Tantangan Terbesar yang Dihadapi Guru Pendidikan Khusus
17 Oktober 2021
Guru, sebagai salah satu pilar proses pendidikan/pembelajaran, telah mendapatkan perhatian besar dari berbagai studi dan penelitian yang berupaya mengembangkannya dan memajukan proses pendidikan, melalui penyediaan guru-guru yang kompeten yang mampu menanggung beban mendidik siswa penyandang disabilitas. Ada banyak tantangan yang dihadapi guru siswa penyandang disabilitas, kami menyebutkan beberapa di antaranya:
Tanggung jawab non-pengajaran
Banyak guru dilatih untuk bersiap mengajar, namun mereka mendapati diri mereka terbebani oleh tanggung jawab yang membawa mereka keluar dari ruang kelas. Mereka sering kali mendapati diri mereka berkewajiban untuk menghadiri rapat, melakukan asesmen, dan menangani banyak pekerjaan administratif.
Kurangnya dukungan
Pada saat banyak distrik pendidikan besar mengalami tingkat pertumbuhan yang tinggi, guru pendidikan khusus dituntut untuk berusaha lebih keras dan sering kali hanya ada sedikit sekali bantuan teknis yang diberikan oleh manajemen sekolah.
Menangani berbagai disabilitas
Kelas guru pendidikan khusus mungkin berisikan siswa dengan berbagai disabilitas yang berbeda. Karena setiap siswa merupakan kasus yang unik, guru harus menyesuaikan pelajarannya agar sesuai untuk setiap siswa melalui penyediaan program pembelajaran individual.
Isolasi profesional
Sifat pekerjaan guru pendidikan khusus sangat berbeda dari pekerjaan guru konvensional, dan akibatnya guru pendidikan khusus sering kali bekerja dengan kelompok yang lebih kecil dan mungkin berfokus pada keterampilan alih-alih konten, yang mengarah pada persepsi bahwa pekerjaan mereka lebih mudah atau kurang penting.
Kurangnya dukungan dari orang tua
Sebagian orang tua dari anak-anak penyandang disabilitas peduli terhadap kesejahteraan anak-anak mereka namun gagal memberikan perawatan yang tepat bagi mereka.

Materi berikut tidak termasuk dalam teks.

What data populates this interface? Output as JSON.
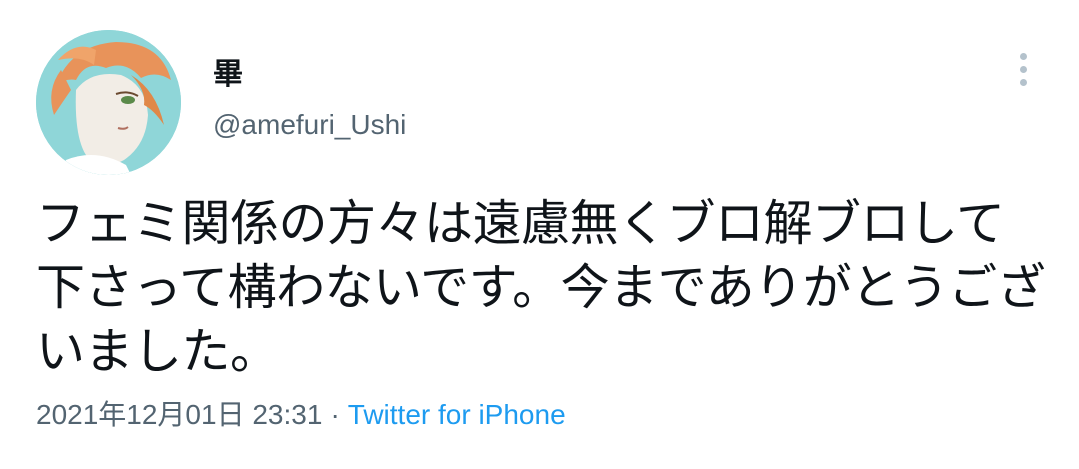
{
  "tweet": {
    "display_name": "畢",
    "handle": "@amefuri_Ushi",
    "text": "フェミ関係の方々は遠慮無くブロ解ブロして下さって構わないです。今までありがとうございました。",
    "timestamp": "2021年12月01日 23:31",
    "separator": "·",
    "source": "Twitter for iPhone"
  },
  "icons": {
    "more": "more-options-icon",
    "avatar": "user-avatar"
  },
  "colors": {
    "text": "#0f1419",
    "secondary": "#536471",
    "link": "#1d9bf0"
  }
}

Orang tua yang terlalu protektif mungkin memiliki ekspektasi yang tidak realistis terhadap anak dan guru anak tersebut, dan perlindungan yang berlebihan sering kali menurunkan rasa percaya diri anak-anak mereka serta mempersulit mereka untuk belajar.

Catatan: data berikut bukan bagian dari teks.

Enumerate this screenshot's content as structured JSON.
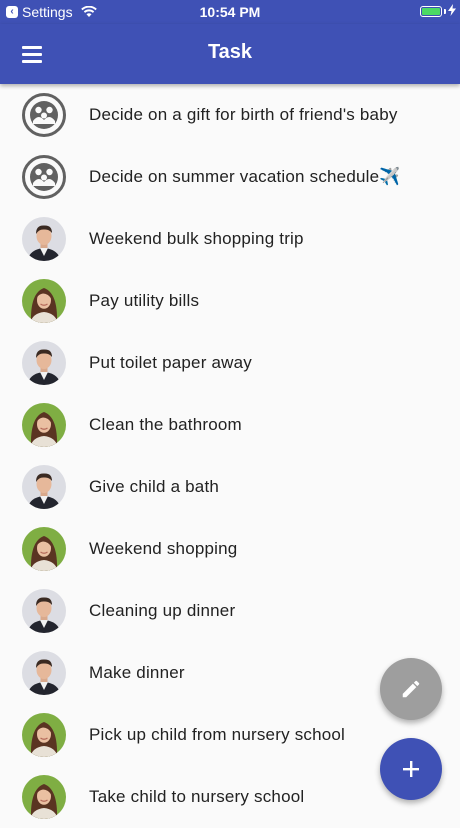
{
  "status": {
    "back_app": "Settings",
    "time": "10:54 PM",
    "battery_color": "#4cd964"
  },
  "appbar": {
    "title": "Task",
    "color": "#3f51b5"
  },
  "tasks": [
    {
      "title": "Decide on a gift for birth of friend's baby",
      "avatar": "group-icon"
    },
    {
      "title": "Decide on summer vacation schedule✈️",
      "avatar": "group-icon"
    },
    {
      "title": "Weekend bulk shopping trip",
      "avatar": "man-avatar"
    },
    {
      "title": "Pay utility bills",
      "avatar": "woman-avatar"
    },
    {
      "title": "Put toilet paper away",
      "avatar": "man-avatar"
    },
    {
      "title": "Clean the bathroom",
      "avatar": "woman-avatar"
    },
    {
      "title": "Give child a bath",
      "avatar": "man-avatar"
    },
    {
      "title": "Weekend shopping",
      "avatar": "woman-avatar"
    },
    {
      "title": "Cleaning up dinner",
      "avatar": "man-avatar"
    },
    {
      "title": "Make dinner",
      "avatar": "man-avatar"
    },
    {
      "title": "Pick up child from nursery school",
      "avatar": "woman-avatar"
    },
    {
      "title": "Take child to nursery school",
      "avatar": "woman-avatar"
    }
  ],
  "fabs": {
    "edit_icon": "pencil-icon",
    "edit_color": "#9e9e9e",
    "add_icon": "plus-icon",
    "add_color": "#3f51b5"
  }
}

Dan orang tua yang tidak peduli mungkin tidak berpartisipasi dalam pendidikan anak-anak mereka atau tidak berinteraksi dengan guru-guru mereka, yang menyebabkan siswa menjadi kurang termotivasi dan kurang terdidik.
Kesulitan kedisiplinan di ruang kelas bagi penyandang disabilitas
Anak-anak penyandang disabilitas mungkin mengalami berbagai masalah perilaku seperti rentang perhatian yang pendek atau ketidakmampuan memahami apa yang diajarkan, oleh karena itu guru pendidikan khusus harus mempelajari cara menangani masalah-masalah ini serta cara mengambil langkah-langkah yang tepat.
Sumber:
Awalnya diterbitkan dalam bahasa Arab. Versi bahasa Indonesia ini dihasilkan melalui terjemahan berbantuan AI; naskah asli berbahasa Arab tetap menjadi acuan.